Quand on veut faire un peu de politique, l’ABC du métier est de prévoir l’avenir et notamment d’imaginer les conséquences que pourraient avoir les initiatives qu’on a envie de prendre.
Pour tenter de se renflouer, Nicolas Sarkozy s’est lancé sur deux fronts : il a déclaré la guerre à la Libye de son ancien ami Khadafy et il a ressorti le fantôme de la laïcité. Autant dire qu’il est parti en courant vers deux terrains minés.
Pour la Libye, le scénario infernal est connu. On commence par quelques frappes aériennes (on dit même « chirurgicales ») sur quelques cibles bien précises, puis on s’aperçoit que l’aviation n’a jamais gagné une guerre, alors on fournit des armes aux « indigènes » avec quelques instructeurs et techniciens, puis on voit que ce n’est pas suffisant alors on leur envoie un petit contingent de troupes de choc, puis quelques renforts supplémentaires. Et, ça y est, on est piégé. C’est l’engrenage qui conduit droit au bourbier. On a connu ça au Vietnam, en Afghanistan, en Irak. N’importe quel sous-officier aurait pu le rappeler à Sarkozy.
Au début, l’opinion est ravie. C’est sans risque. Il s’agit simplement de venir au secours d’une malheureuse population opprimée et d’écraser un régime odieux. Et puis, petit à petit, l’opinion se demande ce qu’on est allé faire là-bas et si ces rebelles qu’on soutient sont aussi démocrates qu’on nous l’avait raconté.
Sarkozy ne sait visiblement plus sur quel pied danser avec sa guerre libyenne. Les troupes de Khadafy sont reparties à l’assaut, la belle unanimité des débuts s’est lézardée, les Russes, les Chinois et certains pays Arabes commencent à trouver que ça n’a que trop duré et on en est à la deuxième étape de l’engrenage, l’envoi d’armes et de munitions aux rebelles dont on commence d’ailleurs à se demander s’ils ne seraient pas un tantinet islamistes.
Il est toujours plus facile de déclarer une guerre que de la gagner ou même de s’en sortir. Et rien ne dit que Khadafy va accepter avec enthousiasme l’offre d’asile que vient de lui faire l’Ouganda. Mais qu’allait-on donc faire notre président dans cette galère ?

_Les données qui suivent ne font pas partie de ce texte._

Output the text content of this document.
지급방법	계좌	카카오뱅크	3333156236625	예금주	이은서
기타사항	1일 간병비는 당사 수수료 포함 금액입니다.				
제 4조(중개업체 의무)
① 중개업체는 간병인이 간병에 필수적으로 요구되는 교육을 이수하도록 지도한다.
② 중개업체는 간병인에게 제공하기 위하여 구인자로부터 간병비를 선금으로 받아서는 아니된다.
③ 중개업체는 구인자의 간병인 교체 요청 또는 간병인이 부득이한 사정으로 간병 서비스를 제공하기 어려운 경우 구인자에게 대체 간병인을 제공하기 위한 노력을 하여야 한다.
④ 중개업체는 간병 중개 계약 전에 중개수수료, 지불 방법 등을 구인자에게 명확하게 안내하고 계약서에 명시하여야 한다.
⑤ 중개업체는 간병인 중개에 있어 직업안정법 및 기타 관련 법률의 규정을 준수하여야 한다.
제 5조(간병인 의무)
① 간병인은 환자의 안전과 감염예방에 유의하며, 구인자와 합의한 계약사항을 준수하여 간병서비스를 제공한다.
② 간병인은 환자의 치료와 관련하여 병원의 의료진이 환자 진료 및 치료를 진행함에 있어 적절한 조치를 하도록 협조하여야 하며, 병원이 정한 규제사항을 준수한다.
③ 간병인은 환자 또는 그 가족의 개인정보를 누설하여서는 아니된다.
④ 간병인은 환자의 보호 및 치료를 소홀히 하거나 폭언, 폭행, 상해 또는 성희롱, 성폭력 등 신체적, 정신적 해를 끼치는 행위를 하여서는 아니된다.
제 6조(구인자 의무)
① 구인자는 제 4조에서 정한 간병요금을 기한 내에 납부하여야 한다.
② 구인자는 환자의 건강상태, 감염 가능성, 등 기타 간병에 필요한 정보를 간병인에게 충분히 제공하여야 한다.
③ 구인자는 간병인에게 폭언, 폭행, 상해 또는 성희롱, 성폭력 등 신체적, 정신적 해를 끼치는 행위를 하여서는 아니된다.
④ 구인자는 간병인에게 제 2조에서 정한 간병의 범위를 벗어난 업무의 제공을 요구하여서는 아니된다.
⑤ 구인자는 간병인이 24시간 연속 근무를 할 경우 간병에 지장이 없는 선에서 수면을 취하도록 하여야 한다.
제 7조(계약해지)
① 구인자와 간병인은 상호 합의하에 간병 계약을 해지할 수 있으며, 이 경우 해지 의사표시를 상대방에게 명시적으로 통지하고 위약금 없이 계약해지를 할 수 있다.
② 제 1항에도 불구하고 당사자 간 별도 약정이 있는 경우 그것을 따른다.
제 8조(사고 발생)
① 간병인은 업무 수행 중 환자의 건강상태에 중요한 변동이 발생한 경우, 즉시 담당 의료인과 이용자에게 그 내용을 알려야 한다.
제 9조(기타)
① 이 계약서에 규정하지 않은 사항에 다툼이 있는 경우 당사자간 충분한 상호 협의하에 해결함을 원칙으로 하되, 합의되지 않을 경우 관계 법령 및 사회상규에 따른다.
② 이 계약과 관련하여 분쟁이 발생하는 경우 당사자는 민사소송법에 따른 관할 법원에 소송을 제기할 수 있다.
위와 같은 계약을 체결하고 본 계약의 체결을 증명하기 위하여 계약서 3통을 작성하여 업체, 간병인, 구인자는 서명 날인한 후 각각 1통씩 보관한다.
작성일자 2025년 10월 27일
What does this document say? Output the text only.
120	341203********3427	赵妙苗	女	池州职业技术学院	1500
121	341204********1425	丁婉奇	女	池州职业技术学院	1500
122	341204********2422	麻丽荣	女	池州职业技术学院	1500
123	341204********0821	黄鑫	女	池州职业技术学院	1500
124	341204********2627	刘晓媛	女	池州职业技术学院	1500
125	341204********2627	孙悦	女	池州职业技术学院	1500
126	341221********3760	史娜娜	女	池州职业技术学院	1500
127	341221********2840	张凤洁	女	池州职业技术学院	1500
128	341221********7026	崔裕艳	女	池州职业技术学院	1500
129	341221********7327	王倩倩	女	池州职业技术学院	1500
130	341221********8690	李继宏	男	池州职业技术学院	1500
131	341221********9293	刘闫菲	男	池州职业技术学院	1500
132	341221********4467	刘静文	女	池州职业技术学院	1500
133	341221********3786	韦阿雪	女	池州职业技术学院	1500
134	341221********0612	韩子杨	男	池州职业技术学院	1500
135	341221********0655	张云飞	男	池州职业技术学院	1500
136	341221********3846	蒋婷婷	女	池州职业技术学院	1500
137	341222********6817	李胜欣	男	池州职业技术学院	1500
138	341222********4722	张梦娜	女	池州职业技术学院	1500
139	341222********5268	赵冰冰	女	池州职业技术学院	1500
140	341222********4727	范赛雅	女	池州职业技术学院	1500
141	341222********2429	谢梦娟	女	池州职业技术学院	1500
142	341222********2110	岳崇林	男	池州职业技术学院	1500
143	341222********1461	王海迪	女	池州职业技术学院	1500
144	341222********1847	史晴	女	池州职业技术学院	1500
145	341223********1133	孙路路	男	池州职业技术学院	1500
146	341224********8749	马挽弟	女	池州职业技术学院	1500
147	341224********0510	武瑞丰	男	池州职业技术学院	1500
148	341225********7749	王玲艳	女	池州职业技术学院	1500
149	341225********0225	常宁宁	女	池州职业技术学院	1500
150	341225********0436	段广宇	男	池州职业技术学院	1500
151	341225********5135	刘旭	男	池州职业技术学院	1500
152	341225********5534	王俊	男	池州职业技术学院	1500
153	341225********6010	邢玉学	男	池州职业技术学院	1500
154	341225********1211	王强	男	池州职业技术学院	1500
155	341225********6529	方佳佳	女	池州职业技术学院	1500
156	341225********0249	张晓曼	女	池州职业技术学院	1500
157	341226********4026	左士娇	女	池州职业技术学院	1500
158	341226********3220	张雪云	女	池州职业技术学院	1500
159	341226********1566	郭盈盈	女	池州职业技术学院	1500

Même scénario infernal avec le débat sur la laïcité. Au début, une aimable conversation de salon, d’une demi-journée, au sein de l’UMP, pour voir si la fameuse loi de 1905 sur la séparation de l’Eglise et de l’Etat ne serait à réactualiser. Et puis, très vite, plus personne n’est dupe et on s’aperçoit, bien sûr, qu’il s’agit, en fait, de discuter de la place de l’Islam dans la France d’aujourd’hui, historie de récupérer les électeurs du Front National.
Les laïcs sont furieux, la majorité explose, le premier ministre s’étripe avec le patron du parti présidentiel, les religieux sortent de leurs églises, de leurs temples, de leurs synagogues, de leurs mosquées pour hurler et Marine Le Pen rigole en se drapant dans le drapeau… de la laïcité.
Si, en Libye, on peut toujours rêver qu’une bombe miraculeuse finisse par écrabouiller Khadafy dans sa tente du désert, on ne voit vraiment pas comment pourrait se terminer cette affaire de laïcité. François Baroin vient déjà d’annoncer qu’aucune loi ne sera présentée sur ce sujet. Les amis de Jean-François Copé vont donc parler pour ne rien dire.
Sauf qu’ils vont tout de même dire, à demi-mots, qu’il est bien dommage qu’il y ait désormais sept à huit millions de musulmans dans notre vieux pays (mais qu’on n’y peut rien) et que pour être supportable dans notre société l’Islam doit reconnaitre toutes les valeurs de la République (ce qui est contraire aux textes les plus sacrés de l’Islam en question).
Mais pourquoi, diable, le président de la République « indivisible, laïque, démocratique et sociale » a-t-il ouvert cette boite de Pandore ?
Sarkozy aurait sûrement été mieux inspiré en nous présentant un véritable plan de lutte contre le chômage, un drame qui affole les Français autrement plus que les conflits entre les tribus de Tripolitaine et de Cyrénaïque ou que la loi de 1905.
Mais il est vrai qu’il est plus facile de s’attaquer aux bédouins du désert et aux imams de nos banlieues qu’au problème du chômage.